Quando vais a um restaurante de fast food, qual é o teu pedido habitual? 

Sou honesto: é raro, mas, quando vou, não consigo resistir ao Big Tasty do McDonald’s. É aquele guilty pleasure que me transporta para uma memória de conforto simples, sem grandes pretensões. Com batatas, claro.

O que gostas de cozinhar quando estás em casa, longe do trabalho? 

Comida simples e de partilha. Um arroz malandrinho, uma açorda, grelhados e assados, pratos que deixam a cozinha cheirar a lar e onde o foco está no prazer de comer, não na performance.

Que música não pode faltar na playlist da tua cozinha? 

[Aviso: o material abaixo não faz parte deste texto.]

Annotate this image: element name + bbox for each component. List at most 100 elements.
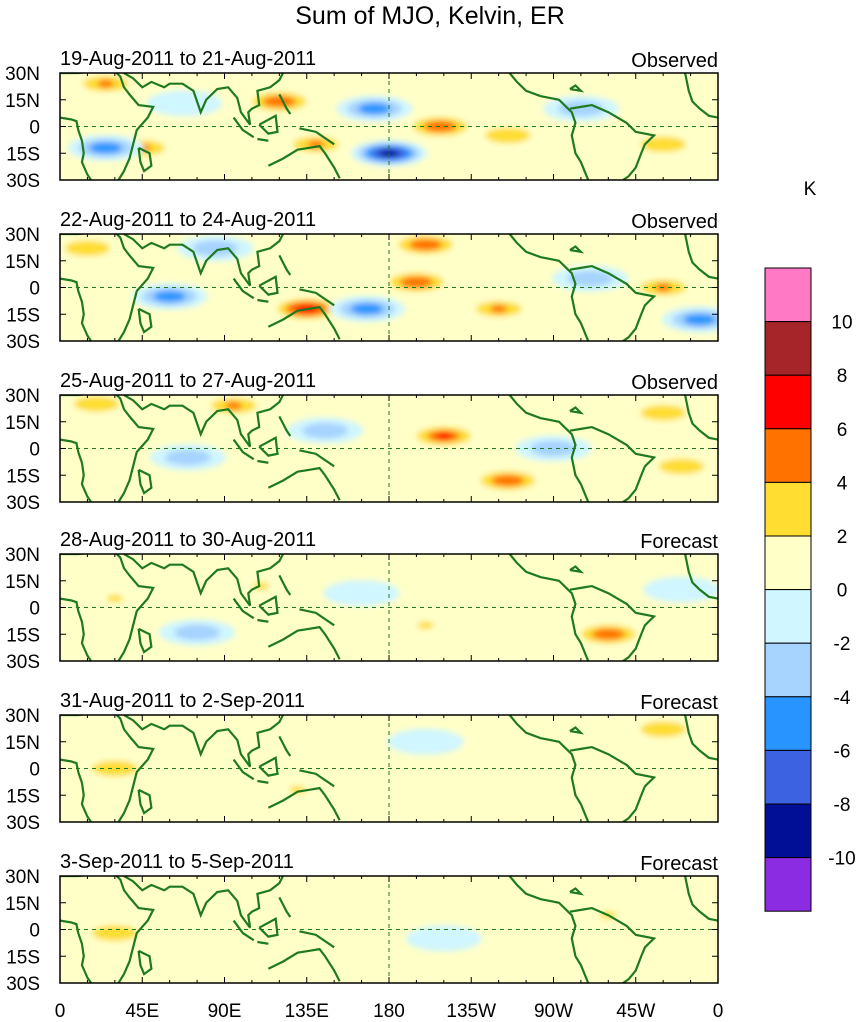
- lat-tick-label: 0: [29, 440, 40, 461]
- coastline: [278, 735, 292, 757]
- coastline: [569, 906, 657, 983]
- coastline: [60, 234, 155, 341]
- anomaly-core: [176, 99, 193, 108]
- coastlines: [60, 234, 718, 341]
- coastline: [123, 234, 284, 287]
- coastline: [569, 84, 585, 93]
- panel-5: 30N 15N 0 15S 30S 31-Aug-2011 to 2-Sep-2011 Fo…: [5, 690, 719, 834]
- coastline: [508, 395, 590, 502]
- anomaly-core: [490, 304, 507, 313]
- coastline: [60, 438, 92, 502]
- coastline: [569, 103, 657, 180]
- coastline: [232, 597, 255, 620]
- anomaly-core: [408, 278, 425, 287]
- anomaly-blobs: [76, 716, 702, 803]
- colorbar-label: -2: [834, 634, 851, 655]
- coastline: [257, 459, 269, 464]
- lat-tick-label: 15N: [5, 733, 40, 754]
- coastline: [569, 406, 585, 415]
- colorbar-box: [764, 589, 812, 644]
- anomaly-core: [545, 444, 562, 453]
- coastline: [123, 876, 284, 929]
- anomaly-core: [435, 934, 452, 943]
- anomaly-core: [691, 315, 708, 324]
- coastline: [299, 608, 335, 627]
- panel-status: Forecast: [640, 531, 718, 553]
- panel-period: 19-Aug-2011 to 21-Aug-2011: [60, 48, 316, 70]
- panel-period: 25-Aug-2011 to 27-Aug-2011: [60, 370, 316, 392]
- coastline: [267, 305, 341, 340]
- coastline: [278, 415, 292, 437]
- panel-period: 31-Aug-2011 to 2-Sep-2011: [60, 690, 305, 712]
- anomaly-core: [225, 401, 242, 410]
- coastline: [684, 234, 718, 280]
- coastline: [299, 288, 335, 307]
- colorbar-label: 10: [831, 313, 852, 334]
- anomaly-blobs: [60, 395, 718, 494]
- coastline: [60, 597, 92, 661]
- colorbar-box: [764, 803, 812, 859]
- lon-tick-label: 135E: [285, 1001, 329, 1022]
- coastline: [232, 919, 255, 942]
- anomaly-core: [600, 630, 617, 639]
- anomaly-core: [353, 589, 370, 598]
- lat-tick-label: 30N: [5, 64, 40, 85]
- lat-tick-label: 30N: [5, 386, 40, 407]
- coastline: [258, 917, 279, 938]
- panel-field: [60, 234, 718, 341]
- coastline: [569, 745, 657, 822]
- panel-period: 28-Aug-2011 to 30-Aug-2011: [60, 529, 316, 551]
- colorbar-box: [764, 428, 812, 483]
- lon-tick-label: 45W: [616, 1001, 655, 1022]
- coastline: [267, 947, 341, 982]
- panel-4: 30N 15N 0 15S 30S 28-Aug-2011 to 30-Aug-2011 F…: [5, 529, 719, 673]
- coastline: [137, 788, 153, 815]
- coastline: [137, 627, 153, 654]
- colorbar-box: [764, 642, 812, 698]
- lon-tick-label: 135W: [446, 1001, 496, 1022]
- colorbar-label: -8: [834, 795, 851, 816]
- anomaly-core: [417, 240, 434, 249]
- lon-tick-label: 90W: [534, 1001, 573, 1022]
- anomaly-core: [499, 131, 516, 140]
- coastline: [278, 574, 292, 596]
- coastline: [60, 277, 92, 341]
- lon-tick-label: 0: [55, 1001, 66, 1022]
- coastlines: [60, 395, 718, 502]
- colorbar: K 10 8 6 4 2 0 -2 -4 -6 -8 -10: [764, 179, 856, 912]
- coastline: [232, 758, 255, 781]
- coastline: [232, 438, 255, 461]
- anomaly-core: [359, 304, 376, 313]
- coastline: [299, 449, 335, 468]
- coastline: [508, 554, 590, 661]
- coastline: [278, 254, 292, 276]
- coastline: [508, 73, 590, 180]
- coastline: [684, 876, 718, 922]
- colorbar-label: -6: [834, 741, 851, 762]
- anomaly-blobs: [67, 73, 702, 167]
- lat-tick-label: 30N: [5, 225, 40, 246]
- coastline: [60, 876, 155, 983]
- lat-tick-label: 30S: [6, 974, 40, 995]
- lon-tick-label: 180: [373, 1001, 405, 1022]
- panel-status: Observed: [631, 50, 718, 72]
- coastline: [137, 468, 153, 495]
- panel-3: 30N 15N 0 15S 30S 25-Aug-2011 to 27-Aug-2011 O…: [5, 370, 719, 514]
- anomaly-core: [417, 737, 434, 746]
- anomaly-core: [106, 594, 123, 603]
- coastline: [684, 395, 718, 441]
- anomaly-blobs: [76, 573, 718, 648]
- anomaly-core: [655, 725, 672, 734]
- lat-tick-label: 30S: [6, 813, 40, 834]
- coastline: [569, 425, 657, 502]
- lat-tick-label: 15N: [5, 894, 40, 915]
- coastline: [278, 896, 292, 918]
- coastline: [257, 618, 269, 623]
- anomaly-core: [106, 929, 123, 938]
- colorbar-box: [764, 857, 812, 912]
- colorbar-box: [764, 374, 812, 430]
- coastline: [60, 758, 92, 822]
- anomaly-core: [673, 462, 690, 471]
- coastline: [684, 715, 718, 761]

Depende muito da energia do dia, mas gosto de música que me faça fluir no pensamento sem me acelerar. Washed Out, por exemplo, é sempre uma boa companhia — aquele som tranquilo, quase hipnótico, ajuda-me a estar presente, a trabalhar com foco e equilíbrio. Na cozinha, não preciso de um ritmo frenético, prefiro um ambiente onde se sinta o momento, dentro dos timings certos. E, claro, no serviço há um respeito total pelo silêncio.

Qual foi o maior elogio que já recebeste por um prato que criaste? 

Para mim, os maiores elogios são sempre os mais humanos. Desde pessoas que me dizem que foi uma refeição equilibrada, com as quantidades certas, sem excessos, até quem reconhece arte no que fazemos sem nunca perder a simplicidade. Já me disseram que os meus pais devem ter um orgulho imenso em mim, e isso mexe comigo. Mas o que mais me marca é quando alguém, vindo do outro lado do mundo, diz que um prato que cozinhámos lhe fez lembrar um momento da infância. É aí que percebo que a comida encurta distâncias e o mundo fica mais pequeno.

Qual é o som mais satisfatório na cozinha para ti?

O silêncio depois do último passe da noite, quando a equipa respira fundo e há aquele sentimento de missão cumprida. Mas, se for um som propriamente dito… o barulho da faca a cortar algo perfeitamente crocante.

Se pudesses reivindicar a criação de um prato da cozinha portuguesa ou mundial, qual seria? 

Reivindicava o arroz de polvo malandrinho. É um prato de equilíbrio, de humildade, de respeito pelo produto e pelo ponto de cozedura. E, quando é bem feito, é puro prazer à mesa.

Que restaurante tradicional português acreditas que merecia uma estrela Michelin? 

Acho que temos várias casas familiares e regionais que mereciam um reconhecimento maior pela consistência e identidade. Recentemente estive na Casinha Velha, em Leiria, e fiquei fascinado pelo profissionalismo, seriedade, pela qualidade da comida e pela impressionante oferta de vinhos, runs e espirituosos. É uma casa que surpreende muita gente, já está no Guia Michelin, mas, na minha opinião, falta apenas aquele empurrão final para a estrela. É um exemplo claro de como a tradição, quando bem feita e respeitada, tem todo o potencial para ser elevada ao mais alto nível.

Qual é o teu maior sonho enquanto chefe de cozinha? 

O meu maior sonho é conseguir ser um exemplo, não apenas pelo que cozinho, mas pela diferença que faço e deixo nos sítios por onde passo. Que falem de mim não só pelos pratos, mas pela forma como tratei pessoas, como ajudei a construir equipas, como respeitei o território. Humanamente e profissionalmente, quero ser alguém que deixou uma marca positiva, alguém de quem se fale pela maneira como elevou o que tinha à volta.